Aanklager
De bekende reformator Luther had eens een droom. In die droom stond de duivel voor hem met een lange lijst van zonden. Van niet één van die zonden kon Luther zeggen dat hij die niet had bedreven. Eigenlijk moest hij aan die lijst nog zonden toevoegen, die de satan had vergeten. Maar wat deed Luther vervolgens? Hij doopte zijn pen in rode inkt en schreef dwars door die zondenlijst: “En het bloed van Jezus Christus, Gods Zoon reinigt van alle zonden.” Daarna verscheurde hij het papier en gooide het in het vuur. Toen hij opkeek, was de duivel verdwenen.

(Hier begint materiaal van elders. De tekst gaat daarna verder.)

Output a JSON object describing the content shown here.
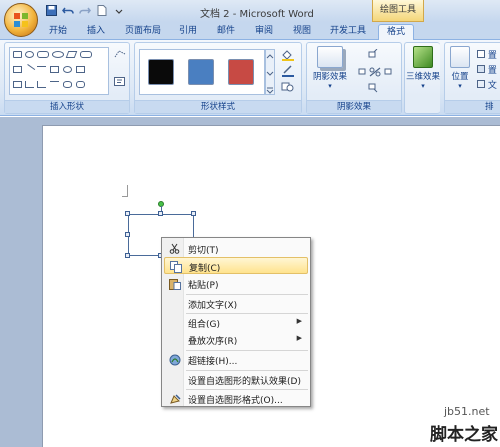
{
  "window": {
    "title": "文档 2 - Microsoft Word",
    "context_tab_header": "绘图工具"
  },
  "tabs": [
    {
      "label": "开始"
    },
    {
      "label": "插入"
    },
    {
      "label": "页面布局"
    },
    {
      "label": "引用"
    },
    {
      "label": "邮件"
    },
    {
      "label": "审阅"
    },
    {
      "label": "视图"
    },
    {
      "label": "开发工具"
    },
    {
      "label": "格式",
      "active": true
    }
  ],
  "ribbon": {
    "groups": {
      "insert_shapes": "插入形状",
      "shape_styles": "形状样式",
      "shadow_effects": "阴影效果",
      "arrange": "排"
    },
    "buttons": {
      "shadow_effect": "阴影效果",
      "3d_effect": "三维效果",
      "position": "位置",
      "text_wrap_1": "置",
      "text_wrap_2": "置",
      "text": "文"
    },
    "style_colors": [
      "#0a0a0a",
      "#4a7fc1",
      "#c74a44"
    ]
  },
  "context_menu": {
    "items": [
      {
        "label": "剪切(T)",
        "icon": "scissors-icon"
      },
      {
        "label": "复制(C)",
        "icon": "copy-icon",
        "highlighted": true
      },
      {
        "label": "粘贴(P)",
        "icon": "paste-icon"
      },
      {
        "label": "添加文字(X)",
        "icon": ""
      },
      {
        "label": "组合(G)",
        "icon": "",
        "submenu": true
      },
      {
        "label": "叠放次序(R)",
        "icon": "",
        "submenu": true
      },
      {
        "label": "超链接(H)...",
        "icon": "hyperlink-icon"
      },
      {
        "label": "设置自选图形的默认效果(D)",
        "icon": ""
      },
      {
        "label": "设置自选图形格式(O)...",
        "icon": "format-shape-icon"
      }
    ]
  },
  "watermark": {
    "url": "jb51.net",
    "name": "脚本之家"
  }
}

De betekenissen van ‘duivel’ en ‘satan’ zeggen al veel over wie de duivel is. ‘Satan’ betekent namelijk een ‘aanklager die vijandig gezind is’. ‘Duivel’ komt van een Grieks woord dat de volgende betekenissen heeft: uit elkaar gooien, verstrooien, haten, aanklagen, aanbrengen en lasteren. In het Nieuwe Testament heeft de duivel veel verschillende namen: de boze, de vijand, de verzoeker, de overste van deze wereld, de god van deze eeuw, de overste van de macht van de lucht, de draak, de oude slang, de verleider en de moordenaar van het begin af. In deze namen wordt snel duidelijk wie hij is: de absolute tegenovergestelde van God.
Aangenomen wordt dat de duivel de leider was van de opstand tegen God, waardoor hij met zijn demonen uit de hemel werd geworpen (Openbaring 12:9). De duivel wil de relatie tussen God en mens kapot maken en de mens naar ziel en lichaam verwoesten. Zijn macht reikt ver: de koninkrijken van de aarde staan tot zijn beschikking (Lukas 4:6). Hij heeft mensen in zijn macht (Mattheüs 6:13). Zij kunnen daar zelf niet onder vandaan komen, omdat ze zich bij hem thuis voelen. In het paradijs heeft de mens voor de duivel gekozen. Sindsdien willen we van onszelf niet meer naar God luisteren, maar zelf de dienst uitmaken. In Genesis 3 valt het op dat God de mens aanspreekt en verantwoordelijk houdt voor de zonde (Genesis 3:17). We kunnen dus niet de duivel de schuld geven als we zondigen. Omdat de verlangens van ons hart vanuit onszelf aansluiten bij wat de duivel ons voorhoudt, is de strijd tegen ‘de boze’ heel zwaar. De Heere Jezus leerde ons daarom bidden: ‘Leid ons niet in verzoeking, maar verlos ons van de boze’.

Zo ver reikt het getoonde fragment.